La camarde l'assiège. Mais l'âme, elle, demeure forte. C'est sans appréhension que Mao voit s'approcher l'instant de son dernier souffle. Il est l'empereur rouge mais à la différence de Qin Shihuangdi, le premier dynaste, il ne rêve pas de commander au temps, il ne désire pas l'éternité. Le souverain mythique avait cherché l'immortalité en de longs voyages à travers la Chine, et puis, accablé, il avait voulu figer le monde avec lui, autour de lui : on l'avait enseveli auprès d'une armée de pierre. Mao, lui, sera seul, dissous dans le néant où aboutissent toutes les créatures. Il n'éprouve pas vraiment d'angoisse devant cette fin : il n'y a pas de dieux, il n'en est pas un. Mais peu lui importe. En ces moments il fleurit d'une pensée satisfaite, sa vie aura été prodigieuse. Qu'un individu comme lui, d'origine médiocre, ait subjugué en un règne absolu tant d'êtres, un milliard d'hommes et de femmes, lui apporte réconfort et chaleur : il a été grand. Il ne se souvient plus guère de l'enchaînement des épisodes qui l'ont amené à une telle puissance, cependant il est sûr que jamais il ne s'est essentiellement trompé. Jamais il n'a agi par égoïste ambition, son aiguillon a été la haine des fléaux qui dévorent le peuple. Sans hésiter il a massacré tous les suppôts de l'infamie, tous ces riches, tous ces bourgeois, tous ces stipendiés qui écrasaient les humbles. Bienheureux carnage!
A cet hymne dont il se repaît se mêlent toutefois des regrets, car il a échoué dans son dessein ultime. Le triomphe du communisme ne lui suffisant pas, Mao avait été saisi d'une ambition quasi métaphysique. Comme tous les génies de la Chine, comme tous les esprits supérieurs qui, dans le mépris des recettes de la sagesse confucéenne, s'élançaient sur la grande voie du Tao, Mao essaya de changer la nature humaine. Il voulut répandre sur elle l'élixir de la félicité par la négation du moi. Que les individus ne soient plus emportés par l'instinct, par l'ardeur des passions, des désirs, des angoisses, que soient éteints les sentiments qui révulsent et les pensées qui tourmentent, que disparaissent l'amour et l'amitié qui ne sont que des pièges, que soient abandonnées la science et la connaissance qui déchaînent l'orgueil et n'apportent que de vaines solutions, que toutes les identités se fondent en une seule. Si tout cela est accompli, il n'y aura plus de souffrance, il n'y aura plus de mort.
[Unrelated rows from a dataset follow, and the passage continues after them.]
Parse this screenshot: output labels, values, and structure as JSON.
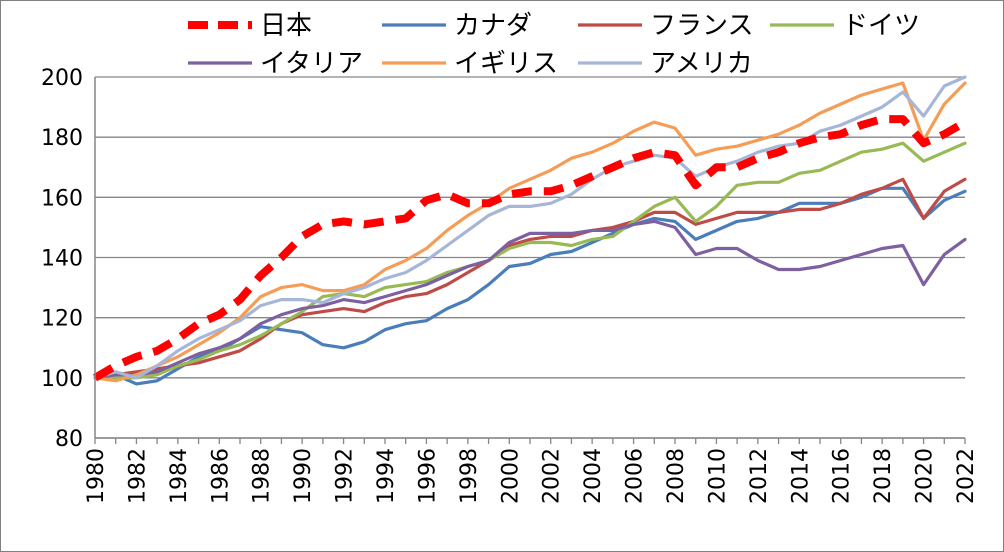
{
  "chart_data": {
    "type": "line",
    "title": "",
    "xlabel": "",
    "ylabel": "",
    "ylim": [
      80,
      200
    ],
    "yticks": [
      80,
      100,
      120,
      140,
      160,
      180,
      200
    ],
    "xlim": [
      1980,
      2022
    ],
    "xticks": [
      1980,
      1982,
      1984,
      1986,
      1988,
      1990,
      1992,
      1994,
      1996,
      1998,
      2000,
      2002,
      2004,
      2006,
      2008,
      2010,
      2012,
      2014,
      2016,
      2018,
      2020,
      2022
    ],
    "grid": "horizontal",
    "legend_position": "top",
    "x": [
      1980,
      1981,
      1982,
      1983,
      1984,
      1985,
      1986,
      1987,
      1988,
      1989,
      1990,
      1991,
      1992,
      1993,
      1994,
      1995,
      1996,
      1997,
      1998,
      1999,
      2000,
      2001,
      2002,
      2003,
      2004,
      2005,
      2006,
      2007,
      2008,
      2009,
      2010,
      2011,
      2012,
      2013,
      2014,
      2015,
      2016,
      2017,
      2018,
      2019,
      2020,
      2021,
      2022
    ],
    "series": [
      {
        "name": "日本",
        "color": "#ff0000",
        "dashed": true,
        "values": [
          100,
          104,
          107,
          109,
          113,
          118,
          121,
          126,
          134,
          140,
          147,
          151,
          152,
          151,
          152,
          153,
          159,
          161,
          158,
          158,
          161,
          162,
          162,
          164,
          167,
          170,
          173,
          175,
          174,
          164,
          170,
          170,
          173,
          175,
          178,
          180,
          181,
          184,
          186,
          186,
          178,
          181,
          185
        ]
      },
      {
        "name": "カナダ",
        "color": "#4a7ebb",
        "dashed": false,
        "values": [
          100,
          101,
          98,
          99,
          103,
          107,
          109,
          113,
          117,
          116,
          115,
          111,
          110,
          112,
          116,
          118,
          119,
          123,
          126,
          131,
          137,
          138,
          141,
          142,
          145,
          148,
          151,
          153,
          152,
          146,
          149,
          152,
          153,
          155,
          158,
          158,
          158,
          160,
          163,
          163,
          153,
          159,
          162
        ]
      },
      {
        "name": "フランス",
        "color": "#be4b48",
        "dashed": false,
        "values": [
          100,
          101,
          102,
          103,
          104,
          105,
          107,
          109,
          113,
          118,
          121,
          122,
          123,
          122,
          125,
          127,
          128,
          131,
          135,
          139,
          144,
          146,
          147,
          147,
          149,
          150,
          152,
          155,
          155,
          151,
          153,
          155,
          155,
          155,
          156,
          156,
          158,
          161,
          163,
          166,
          153,
          162,
          166
        ]
      },
      {
        "name": "ドイツ",
        "color": "#98b954",
        "dashed": false,
        "values": [
          100,
          100,
          100,
          101,
          104,
          106,
          109,
          111,
          114,
          118,
          122,
          127,
          128,
          127,
          130,
          131,
          132,
          135,
          137,
          139,
          143,
          145,
          145,
          144,
          146,
          147,
          152,
          157,
          160,
          152,
          157,
          164,
          165,
          165,
          168,
          169,
          172,
          175,
          176,
          178,
          172,
          175,
          178
        ]
      },
      {
        "name": "イタリア",
        "color": "#7d60a0",
        "dashed": false,
        "values": [
          100,
          101,
          101,
          102,
          105,
          108,
          110,
          113,
          118,
          121,
          123,
          124,
          126,
          125,
          127,
          129,
          131,
          134,
          137,
          139,
          145,
          148,
          148,
          148,
          149,
          149,
          151,
          152,
          150,
          141,
          143,
          143,
          139,
          136,
          136,
          137,
          139,
          141,
          143,
          144,
          131,
          141,
          146
        ]
      },
      {
        "name": "イギリス",
        "color": "#f59d56",
        "dashed": false,
        "values": [
          100,
          99,
          101,
          104,
          107,
          111,
          115,
          120,
          127,
          130,
          131,
          129,
          129,
          131,
          136,
          139,
          143,
          149,
          154,
          158,
          163,
          166,
          169,
          173,
          175,
          178,
          182,
          185,
          183,
          174,
          176,
          177,
          179,
          181,
          184,
          188,
          191,
          194,
          196,
          198,
          179,
          191,
          198
        ]
      },
      {
        "name": "アメリカ",
        "color": "#a5b6d9",
        "dashed": false,
        "values": [
          100,
          102,
          100,
          104,
          109,
          113,
          116,
          119,
          124,
          126,
          126,
          125,
          128,
          130,
          133,
          135,
          139,
          144,
          149,
          154,
          157,
          157,
          158,
          161,
          166,
          170,
          172,
          174,
          173,
          167,
          170,
          172,
          175,
          177,
          178,
          182,
          184,
          187,
          190,
          195,
          187,
          197,
          200
        ]
      }
    ]
  }
}
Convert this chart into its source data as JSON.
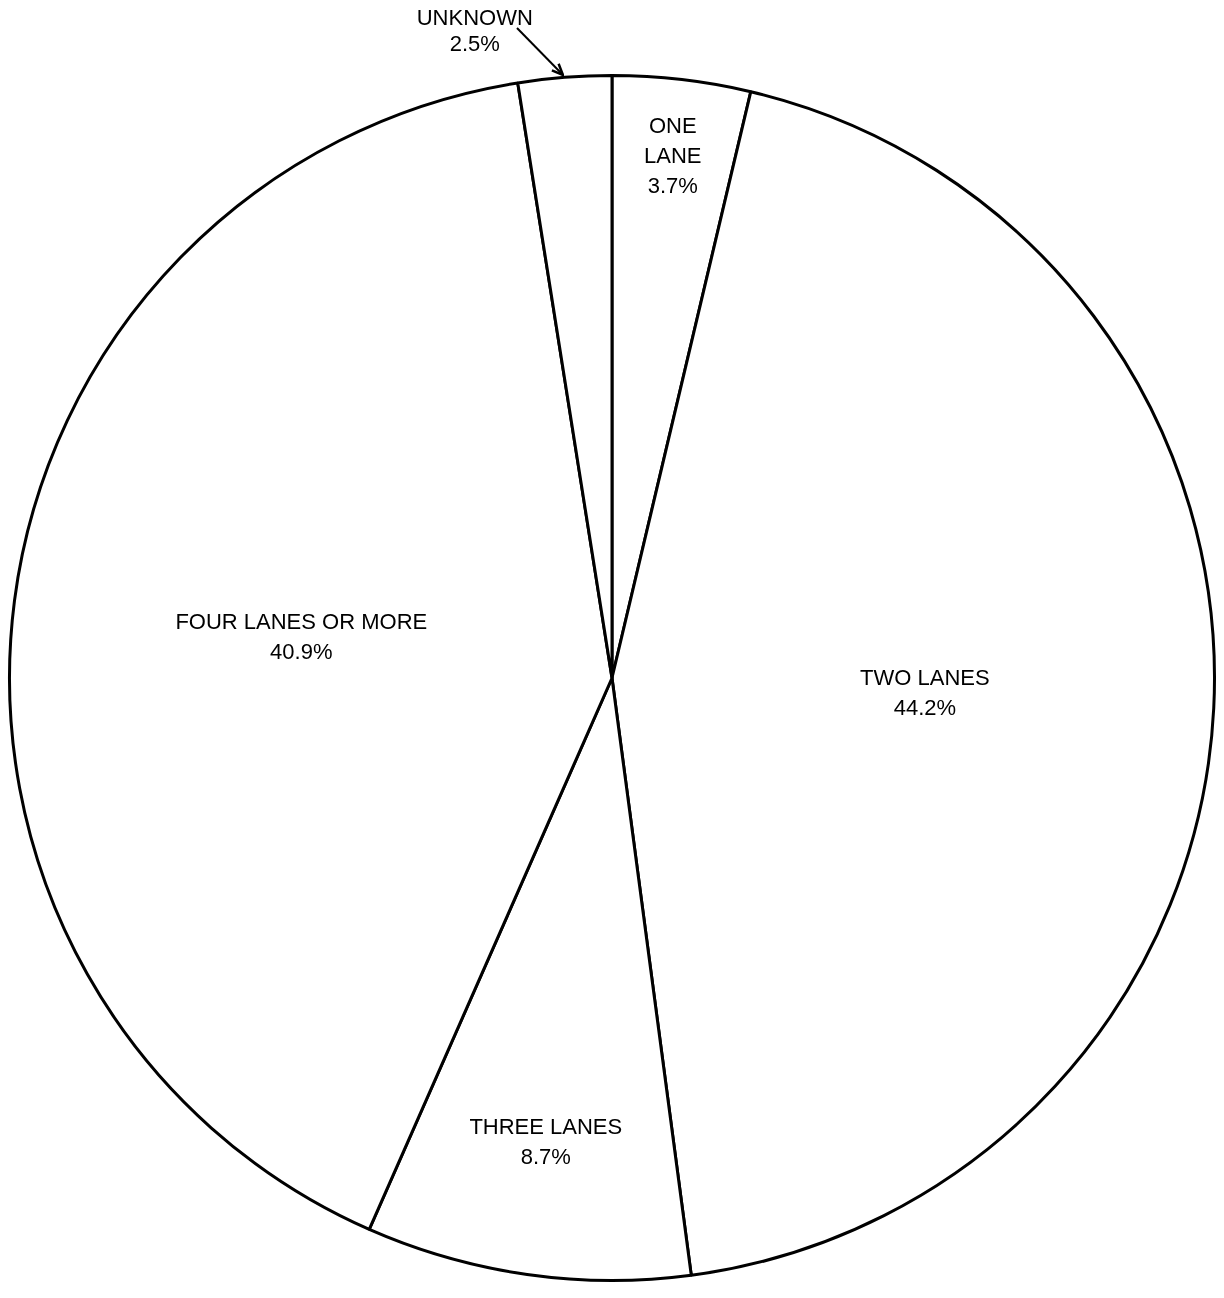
{
  "chart_data": {
    "type": "pie",
    "categories": [
      "ONE LANE",
      "TWO LANES",
      "THREE LANES",
      "FOUR LANES OR MORE",
      "UNKNOWN"
    ],
    "values": [
      3.7,
      44.2,
      8.7,
      40.9,
      2.5
    ],
    "value_labels": [
      "3.7%",
      "44.2%",
      "8.7%",
      "40.9%",
      "2.5%"
    ],
    "colors": [
      "#ffffff",
      "#ffffff",
      "#ffffff",
      "#ffffff",
      "#ffffff"
    ],
    "legend": false
  }
}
Fini le gouffre de l'inconnu, la mort est une illusion si le trépassé se perpétue à jamais dans le peuple, faisceau de la vie unique gouverné par l'unique pensée de Mao, la pensée du monde. Hélas, Mao a failli. Impuissant son dessein, impuissante sa mystique, l'humanité a regimbé. Elle s'est débattue, elle a refusé de s'anéantir dans le non-être du paradis rouge, elle a croisé les bras et les récoltes n'ont pas poussé. Il en est résulté la famine, des meurtres, le chaos - tant de cadavres marqués par la mort noire, la mort réactionnaire... L'humanité est demeurée vile, soumise aux fausses joies cachant douleurs et trahisons, et Mao lui-même n'est plus qu'une loque, bientôt la proie de la triomphante mort.